Finance Bill: Summary of CIOT/ ATT work

01 September 2016

We report on the CIOT, ATT and LITRG’s coverage during the Finance Bill debates, and highlight where we have achieved some successes – and where we have not.

The House of Commons concluded its committee stage debate on Finance Bill 2016 on 7 July after just eight sittings, including two days of consideration in a committee of the whole House – one of the briefer committee stages for a recent Finance Bill outside the pre-election ‘wash-up’ period.

During these sittings the CIOT was cited or otherwise mentioned in 21 discussions, with LITRG quoted in three and the ATT also featuring three times.

This prominence is largely a result of the extensive work our technical and external relations teams put into preparing briefing notes to assist MPs scrutinising the Bill. 

We have three main motives. First, we see it as part of our public benefit objective of ‘being available for consultation by legislators, regulators and administrators of tax law and others and by producing high-quality representations and responses’. Most of the work we do in this area is in response to requests and consultations from HMRC and other branches of government, but we also make ourselves available to politicians outside government, and the Finance Bill is generally the time when this is most valued by them, especially shadow ministers.

Second, there are often parts of the Bill where the government’s intention is unclear – whether due to unintentional ambiguity, poor drafting or deliberate obfuscation. Encouraging MPs to challenge ministers with probing questions can be a useful tool when seeking clarification and obtaining commitments to explain matters in guidance.

Third, and perhaps more optimistically, we are always hoping that, where we have concerns, ministers may listen to our carefully reasoned arguments and be willing to make late changes to the Bill, or (less ideally but better than nothing) at least keep the legislation under review in order to bring forward changes in a future Finance Bill if the evidence of implementation bears out our fears. 

All of this is done for the same reasons as the rest of our technical activity – in pursuit of a simpler, more workable system for taxpayers, with greater certainty and minimal administrative burdens, the interests of both represented and unrepresented taxpayers considered, and a fair balance between the powers of tax collectors and the rights of taxpayers. We always aim to ensure that nothing ministers hear when we are cited should surprise them, as long as their officials keep them briefed. 

There is one area where the government did bring forward changes in this year’s Bill as a result of representations from ourselves and others. This was on entrepreneurs’ relief (ER) where cll 73-75 dealt with unintended consequences of Finance Act 2015 anti-abuse changes to ER, which were featured in August 2016’s Technical Newsdesk. The CIOT had been at the forefront of pressing for changes to the 2015 legislation, and – alongside others on the ER stakeholders’ group – for further amendments to the clauses as originally drafted, fearing they could have an adverse retroactive effect. 

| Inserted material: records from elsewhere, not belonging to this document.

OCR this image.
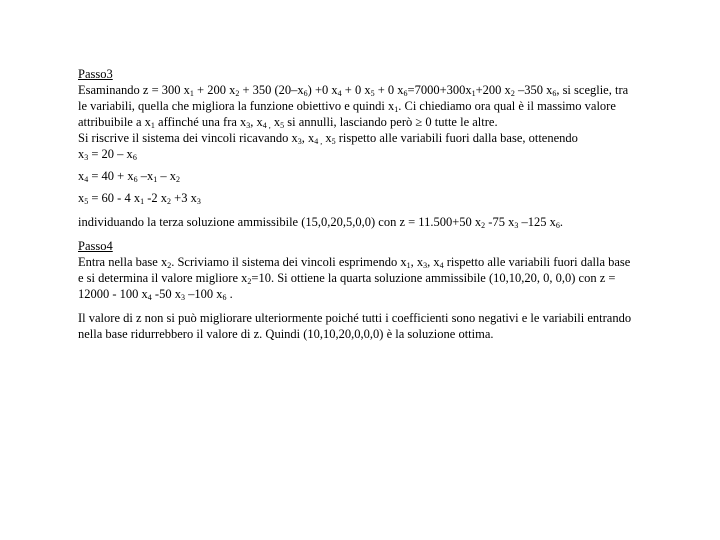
Passo3
Esaminando z = 300 $x_1 + 200$ $x_2 + 350$ $(20-x_6) +0$ $x_4 + 0$ $x_5 + 0$ $x_6=7000+300x_1+200$ $x_2$ –350 $x_6$, si sceglie, tra le variabili, quella che migliora la funzione obiettivo e quindi $x_1$. Ci chiediamo ora qual è il massimo valore attribuibile a $x_1$ affinché una fra $x_3$, $x_{4 ,}$ $x_5$ si annulli, lasciando però ≥ 0 tutte le altre.
Si riscrive il sistema dei vincoli ricavando $x_3$, $x_{4 ,}$ $x_5$ rispetto alle variabili fuori dalla base, ottenendo
$x_3 = 20 - x_6$
$x_4 = 40 + x_6$ $-x_1 - x_2$
$x_5 = 60 - 4$ $x_1$ -2 $x_2 +3$ $x_3$
individuando la terza soluzione ammissibile (15,0,20,5,0,0) con z = 11.500+50 $x_2$ -75 $x_3$ –125 $x_6$.
Passo4
Entra nella base $x_2$. Scriviamo il sistema dei vincoli esprimendo $x_1$, $x_3$, $x_4$ rispetto alle variabili fuori dalla base e si determina il valore migliore $x_2=10$. Si ottiene la quarta soluzione ammissibile (10,10,20, 0, 0,0) con z = 12000 - 100 $x_4$ -50 $x_3$ –100 $x_6$ .
Il valore di z non si può migliorare ulteriormente poiché tutti i coefficienti sono negativi e le variabili entrando nella base ridurrebbero il valore di z. Quindi (10,10,20,0,0,0) è la soluzione ottima.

We were pleased that such amendments were tabled and that the role of the institute in raising concerns about the wording of the legislation was recognised by the shadow minister in the House of Commons debate.

We obtained helpful commitments and reassurances in several areas, thanks to shadow ministers raising our points in debate. These included:

  • The tax treatment of payments from sporting testimonials (cl 12 and Sch 2).
  • The structure of income tax rates post-devolution (cl 6). 
  • Pension flexibility provisions (cl 22 and Sch 5).
  • Farmers’ averaging (cl 25).
  • Corporate debt (loan relationships) and derivative contracts (Sch 7).
  • The new serial avoidance regime (Sch 18).
  • Simple assessments (cl 155 and Sch 23).

Further information can be found in the detailed note of committee stage debates – see below.

Of course, not every briefing note we provide is cited, and not every point raised in discussions on the Bill receives the response we had hoped for. Proposals from the ATT for changes to the renewals allowance legislation (cl 68), concern from LITRG about a cliff edge applying to the personal savings allowance (cl 4) for some taxpayers, and a request from the CIOT for clarification on the definition of ‘business intermediaries’ in the context of HMRC’s data-gathering powers (cll 164-165) were among the issues raised in debate but failed to gain traction. Overall, however, the work put into supporting Finance Bill scrutiny by our technical officers, sub-committee chairs and external relations team was again worthwhile, not only in raising the profile of the CIOT, ATT and LITRG but in helping to improve the quality of parliamentary debate and ultimately, alongside our other technical work, helping to make tax legislation more workable and the information available to taxpayers and their advisers clearer.

NB1 – Clause numbers refer to the version of the Bill debated at committee stage. Most clauses have since been renumbered to accommodate new clauses.